Look, people who purposefully die for others also willingly commit suicide, but the Church doesn't consider them guilty of unforgivable sin (there's only one), nor does it fault the insane. All suicide is done without consent of God, and is a definite spiritual fau pax, but it doesn't automatically condemn someone to Hell.
I'm not a 'born again Catholic' but I am a charismatic Catholic, which means I have nice hair and smile at people a lot. I've gone from Catholic to Atheist to Agnostic to born again Pentecostal, and back to Catholic. I was a big fan of Vonnegut (and Nietzsche) during my atheist days, but stopped reading him around Slapstick, when he sort of walked away from his characters.


Nice conversation started there, but then I was banned, I suspect because I was being the guy who draws faithmouse again (Christian=reach out). The NSFW in progress features my characters Taint and Fetus, and is by request of a music oriented board which I've contributed to over the past year or so. It's meant to serve as a cover for a CD compilation of original music by board posters. It's a surprise requested by the person organizing the project, so I can't reveal the name of the board until Saturday. Like the Familia Feliz cartoon above, it's not what you might expect. Art, I think.




Thanks to Shot In The Dark for the congrats and heads-up in their Clear Sympathies post.

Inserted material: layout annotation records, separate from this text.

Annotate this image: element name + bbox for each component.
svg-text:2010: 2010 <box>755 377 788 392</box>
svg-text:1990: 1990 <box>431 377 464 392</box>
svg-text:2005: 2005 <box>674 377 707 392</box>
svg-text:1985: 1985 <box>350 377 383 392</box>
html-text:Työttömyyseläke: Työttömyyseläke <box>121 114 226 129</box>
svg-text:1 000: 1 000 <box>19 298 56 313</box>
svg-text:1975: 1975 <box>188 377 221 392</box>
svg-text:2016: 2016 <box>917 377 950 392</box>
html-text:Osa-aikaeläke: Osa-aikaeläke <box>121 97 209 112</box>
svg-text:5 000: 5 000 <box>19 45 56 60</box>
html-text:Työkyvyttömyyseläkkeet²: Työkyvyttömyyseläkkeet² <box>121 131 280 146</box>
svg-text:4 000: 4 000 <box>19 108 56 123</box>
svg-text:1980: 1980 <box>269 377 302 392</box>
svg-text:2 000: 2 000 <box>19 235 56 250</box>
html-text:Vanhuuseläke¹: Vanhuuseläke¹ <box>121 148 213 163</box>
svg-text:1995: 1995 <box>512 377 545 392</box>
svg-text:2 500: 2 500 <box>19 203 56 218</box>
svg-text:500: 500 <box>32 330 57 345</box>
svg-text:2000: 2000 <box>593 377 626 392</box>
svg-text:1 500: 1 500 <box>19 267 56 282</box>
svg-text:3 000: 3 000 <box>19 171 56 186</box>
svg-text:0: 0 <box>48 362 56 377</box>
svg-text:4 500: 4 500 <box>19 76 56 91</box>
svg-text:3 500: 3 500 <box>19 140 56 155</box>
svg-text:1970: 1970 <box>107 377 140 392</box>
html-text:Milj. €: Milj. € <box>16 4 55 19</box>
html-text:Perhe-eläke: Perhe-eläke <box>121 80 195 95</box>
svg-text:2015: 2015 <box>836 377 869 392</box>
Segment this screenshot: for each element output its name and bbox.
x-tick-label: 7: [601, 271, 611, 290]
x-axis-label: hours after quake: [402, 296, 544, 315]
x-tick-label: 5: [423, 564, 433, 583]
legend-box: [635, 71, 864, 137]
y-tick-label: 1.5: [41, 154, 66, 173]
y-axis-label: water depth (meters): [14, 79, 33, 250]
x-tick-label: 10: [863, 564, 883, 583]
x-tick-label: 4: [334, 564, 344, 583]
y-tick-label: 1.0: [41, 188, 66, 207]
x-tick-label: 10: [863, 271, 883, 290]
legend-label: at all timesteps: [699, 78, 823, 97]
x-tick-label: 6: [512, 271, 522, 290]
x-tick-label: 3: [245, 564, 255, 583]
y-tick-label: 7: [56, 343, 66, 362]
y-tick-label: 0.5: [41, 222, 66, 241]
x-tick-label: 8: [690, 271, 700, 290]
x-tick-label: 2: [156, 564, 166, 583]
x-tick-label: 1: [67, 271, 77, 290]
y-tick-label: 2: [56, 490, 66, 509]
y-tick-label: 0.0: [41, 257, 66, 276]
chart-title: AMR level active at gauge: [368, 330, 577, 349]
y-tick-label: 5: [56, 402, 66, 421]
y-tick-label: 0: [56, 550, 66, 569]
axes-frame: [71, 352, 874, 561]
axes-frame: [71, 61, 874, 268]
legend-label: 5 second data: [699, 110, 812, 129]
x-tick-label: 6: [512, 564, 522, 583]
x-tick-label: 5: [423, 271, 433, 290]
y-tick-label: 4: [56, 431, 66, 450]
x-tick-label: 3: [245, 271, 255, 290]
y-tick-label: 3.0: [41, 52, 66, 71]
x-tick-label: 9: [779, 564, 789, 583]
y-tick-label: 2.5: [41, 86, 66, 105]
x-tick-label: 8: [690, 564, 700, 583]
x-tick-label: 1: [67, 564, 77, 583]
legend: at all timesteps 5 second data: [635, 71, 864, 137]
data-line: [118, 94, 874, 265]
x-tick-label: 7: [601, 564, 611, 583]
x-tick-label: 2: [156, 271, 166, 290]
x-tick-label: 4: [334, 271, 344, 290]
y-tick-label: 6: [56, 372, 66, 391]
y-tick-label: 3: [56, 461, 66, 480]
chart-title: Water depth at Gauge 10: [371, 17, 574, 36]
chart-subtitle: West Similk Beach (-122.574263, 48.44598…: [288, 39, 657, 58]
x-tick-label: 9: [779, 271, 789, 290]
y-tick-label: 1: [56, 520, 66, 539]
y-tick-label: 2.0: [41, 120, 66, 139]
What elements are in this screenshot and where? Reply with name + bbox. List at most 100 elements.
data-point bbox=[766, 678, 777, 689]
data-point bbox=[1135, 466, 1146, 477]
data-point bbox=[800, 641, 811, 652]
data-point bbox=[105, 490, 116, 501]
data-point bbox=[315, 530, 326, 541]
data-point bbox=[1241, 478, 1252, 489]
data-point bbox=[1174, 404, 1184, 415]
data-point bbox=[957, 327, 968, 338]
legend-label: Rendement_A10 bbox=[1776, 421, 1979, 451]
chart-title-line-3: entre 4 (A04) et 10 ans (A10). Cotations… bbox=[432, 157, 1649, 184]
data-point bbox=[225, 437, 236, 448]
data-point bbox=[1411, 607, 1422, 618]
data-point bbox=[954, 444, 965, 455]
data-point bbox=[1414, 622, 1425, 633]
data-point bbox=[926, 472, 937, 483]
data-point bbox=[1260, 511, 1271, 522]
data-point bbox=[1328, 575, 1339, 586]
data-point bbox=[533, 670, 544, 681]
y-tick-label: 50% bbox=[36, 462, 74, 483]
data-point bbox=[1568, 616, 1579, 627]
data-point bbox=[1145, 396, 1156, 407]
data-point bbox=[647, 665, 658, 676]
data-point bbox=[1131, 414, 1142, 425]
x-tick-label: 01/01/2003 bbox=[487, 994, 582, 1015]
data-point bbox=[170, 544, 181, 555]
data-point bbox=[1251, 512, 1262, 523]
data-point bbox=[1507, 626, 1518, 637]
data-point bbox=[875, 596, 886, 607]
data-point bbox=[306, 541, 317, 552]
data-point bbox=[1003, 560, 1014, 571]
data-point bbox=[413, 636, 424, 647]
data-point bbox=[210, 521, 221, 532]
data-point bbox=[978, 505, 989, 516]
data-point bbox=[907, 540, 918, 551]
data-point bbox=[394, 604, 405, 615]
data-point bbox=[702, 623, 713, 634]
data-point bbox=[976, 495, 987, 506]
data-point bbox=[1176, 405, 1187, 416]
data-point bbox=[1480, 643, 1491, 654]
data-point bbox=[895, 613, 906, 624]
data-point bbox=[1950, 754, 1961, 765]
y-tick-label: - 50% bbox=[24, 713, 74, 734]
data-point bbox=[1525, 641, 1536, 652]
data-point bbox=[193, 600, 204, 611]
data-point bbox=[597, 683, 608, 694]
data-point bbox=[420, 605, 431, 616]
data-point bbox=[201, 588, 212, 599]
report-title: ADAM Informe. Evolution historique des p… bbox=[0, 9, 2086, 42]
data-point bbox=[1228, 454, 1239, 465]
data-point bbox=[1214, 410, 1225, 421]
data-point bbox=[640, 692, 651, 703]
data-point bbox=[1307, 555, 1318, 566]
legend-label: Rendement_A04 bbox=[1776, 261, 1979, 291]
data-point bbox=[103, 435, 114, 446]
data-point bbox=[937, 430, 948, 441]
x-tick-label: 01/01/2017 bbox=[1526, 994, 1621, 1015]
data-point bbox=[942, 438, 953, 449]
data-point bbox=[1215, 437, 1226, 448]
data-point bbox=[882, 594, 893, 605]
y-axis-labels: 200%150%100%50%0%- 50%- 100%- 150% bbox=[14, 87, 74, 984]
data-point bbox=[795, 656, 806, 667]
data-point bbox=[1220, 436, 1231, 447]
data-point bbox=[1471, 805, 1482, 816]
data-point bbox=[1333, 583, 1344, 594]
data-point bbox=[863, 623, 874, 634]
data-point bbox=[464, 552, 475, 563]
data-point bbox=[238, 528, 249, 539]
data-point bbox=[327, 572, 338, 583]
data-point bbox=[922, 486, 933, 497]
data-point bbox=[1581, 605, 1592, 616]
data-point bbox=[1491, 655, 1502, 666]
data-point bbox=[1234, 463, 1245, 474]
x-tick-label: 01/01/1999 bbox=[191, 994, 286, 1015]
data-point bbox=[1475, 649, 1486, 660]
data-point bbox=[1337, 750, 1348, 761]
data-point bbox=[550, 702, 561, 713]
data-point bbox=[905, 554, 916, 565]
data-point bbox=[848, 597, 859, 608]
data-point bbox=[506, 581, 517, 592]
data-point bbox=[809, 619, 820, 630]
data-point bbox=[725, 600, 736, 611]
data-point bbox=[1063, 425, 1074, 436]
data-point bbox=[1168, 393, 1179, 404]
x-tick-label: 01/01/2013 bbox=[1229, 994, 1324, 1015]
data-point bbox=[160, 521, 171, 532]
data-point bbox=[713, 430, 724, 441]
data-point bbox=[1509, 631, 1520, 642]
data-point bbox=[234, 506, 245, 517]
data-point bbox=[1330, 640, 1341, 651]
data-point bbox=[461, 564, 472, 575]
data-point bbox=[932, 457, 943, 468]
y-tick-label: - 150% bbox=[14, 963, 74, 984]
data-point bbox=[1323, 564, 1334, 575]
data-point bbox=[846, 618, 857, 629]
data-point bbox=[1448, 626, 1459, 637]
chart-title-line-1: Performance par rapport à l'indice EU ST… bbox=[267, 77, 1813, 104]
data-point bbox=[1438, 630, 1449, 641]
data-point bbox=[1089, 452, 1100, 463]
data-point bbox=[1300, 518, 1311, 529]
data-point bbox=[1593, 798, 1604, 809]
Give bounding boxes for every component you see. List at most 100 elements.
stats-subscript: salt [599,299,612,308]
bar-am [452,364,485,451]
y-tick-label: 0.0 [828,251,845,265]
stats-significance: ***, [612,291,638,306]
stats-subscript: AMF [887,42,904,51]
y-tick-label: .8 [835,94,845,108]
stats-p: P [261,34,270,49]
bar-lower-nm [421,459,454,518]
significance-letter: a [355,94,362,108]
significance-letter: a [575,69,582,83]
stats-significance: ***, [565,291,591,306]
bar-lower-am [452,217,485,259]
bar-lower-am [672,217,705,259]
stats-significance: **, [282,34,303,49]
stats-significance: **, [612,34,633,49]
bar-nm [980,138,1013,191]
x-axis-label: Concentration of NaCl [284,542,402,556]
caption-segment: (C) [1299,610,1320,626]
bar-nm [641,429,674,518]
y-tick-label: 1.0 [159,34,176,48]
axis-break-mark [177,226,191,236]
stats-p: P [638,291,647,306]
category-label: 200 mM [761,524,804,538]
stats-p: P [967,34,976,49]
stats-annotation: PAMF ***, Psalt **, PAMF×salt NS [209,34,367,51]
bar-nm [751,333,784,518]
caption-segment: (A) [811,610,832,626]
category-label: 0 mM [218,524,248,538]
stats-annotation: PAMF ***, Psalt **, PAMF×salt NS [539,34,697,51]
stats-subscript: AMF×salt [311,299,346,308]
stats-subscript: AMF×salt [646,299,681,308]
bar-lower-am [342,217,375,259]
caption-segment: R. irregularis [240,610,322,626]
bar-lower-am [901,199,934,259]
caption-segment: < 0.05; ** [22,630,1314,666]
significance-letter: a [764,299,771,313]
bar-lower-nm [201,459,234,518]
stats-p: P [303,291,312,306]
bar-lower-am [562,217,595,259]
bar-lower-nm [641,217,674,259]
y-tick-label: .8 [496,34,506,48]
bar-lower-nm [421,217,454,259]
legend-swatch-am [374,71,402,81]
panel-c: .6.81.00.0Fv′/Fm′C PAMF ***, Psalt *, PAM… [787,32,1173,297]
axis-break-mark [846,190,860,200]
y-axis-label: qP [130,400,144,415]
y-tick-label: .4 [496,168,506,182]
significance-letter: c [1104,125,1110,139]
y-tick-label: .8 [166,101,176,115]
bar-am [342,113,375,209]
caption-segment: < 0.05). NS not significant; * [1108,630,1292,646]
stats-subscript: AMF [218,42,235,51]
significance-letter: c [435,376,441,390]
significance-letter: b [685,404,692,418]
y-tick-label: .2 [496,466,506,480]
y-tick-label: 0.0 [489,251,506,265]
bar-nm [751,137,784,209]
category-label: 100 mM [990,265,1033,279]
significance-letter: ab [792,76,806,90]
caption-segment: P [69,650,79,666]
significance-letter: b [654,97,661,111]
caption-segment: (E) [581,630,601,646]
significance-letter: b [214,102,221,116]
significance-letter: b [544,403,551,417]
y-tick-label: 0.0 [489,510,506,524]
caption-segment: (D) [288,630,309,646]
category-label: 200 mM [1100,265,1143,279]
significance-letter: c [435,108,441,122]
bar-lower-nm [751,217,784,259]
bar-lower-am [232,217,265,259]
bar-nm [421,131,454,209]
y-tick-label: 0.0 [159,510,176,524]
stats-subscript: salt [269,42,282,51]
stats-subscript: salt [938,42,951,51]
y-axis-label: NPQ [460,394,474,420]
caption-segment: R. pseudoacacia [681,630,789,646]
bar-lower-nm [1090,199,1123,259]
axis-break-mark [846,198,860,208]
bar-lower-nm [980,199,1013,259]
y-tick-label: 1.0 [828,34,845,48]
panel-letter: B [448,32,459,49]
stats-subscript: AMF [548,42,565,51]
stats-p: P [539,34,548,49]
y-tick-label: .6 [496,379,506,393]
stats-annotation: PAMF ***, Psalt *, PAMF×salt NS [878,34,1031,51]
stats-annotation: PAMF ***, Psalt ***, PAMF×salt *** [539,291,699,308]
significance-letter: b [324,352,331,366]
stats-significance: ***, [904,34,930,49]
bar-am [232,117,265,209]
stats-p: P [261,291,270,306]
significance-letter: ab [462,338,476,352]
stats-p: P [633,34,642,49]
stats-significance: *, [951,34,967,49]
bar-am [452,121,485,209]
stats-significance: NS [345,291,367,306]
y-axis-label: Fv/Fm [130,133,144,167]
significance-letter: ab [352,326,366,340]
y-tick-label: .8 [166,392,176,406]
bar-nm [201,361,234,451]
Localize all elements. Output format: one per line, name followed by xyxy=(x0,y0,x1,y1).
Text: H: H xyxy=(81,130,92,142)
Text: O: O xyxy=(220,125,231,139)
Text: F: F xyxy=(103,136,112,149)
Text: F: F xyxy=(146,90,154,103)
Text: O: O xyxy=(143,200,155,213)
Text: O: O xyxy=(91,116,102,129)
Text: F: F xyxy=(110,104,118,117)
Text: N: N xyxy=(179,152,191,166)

Chad the Elder at Fraters Libertas has nice words for faithmouse in today's Common Grounds post. The last time I saw St. Paul (the blogger) was at the Hugh Hewitt / Peter Beinart debate two years ago (for which I drew a toon) and where I was able to present to Hugh a collection of Pookie18's Today's Toons at Free Republic. I remember introducing myself to Scott Johnson of Powerline, but I believe he thought I was trying to sell him a pair of shoes.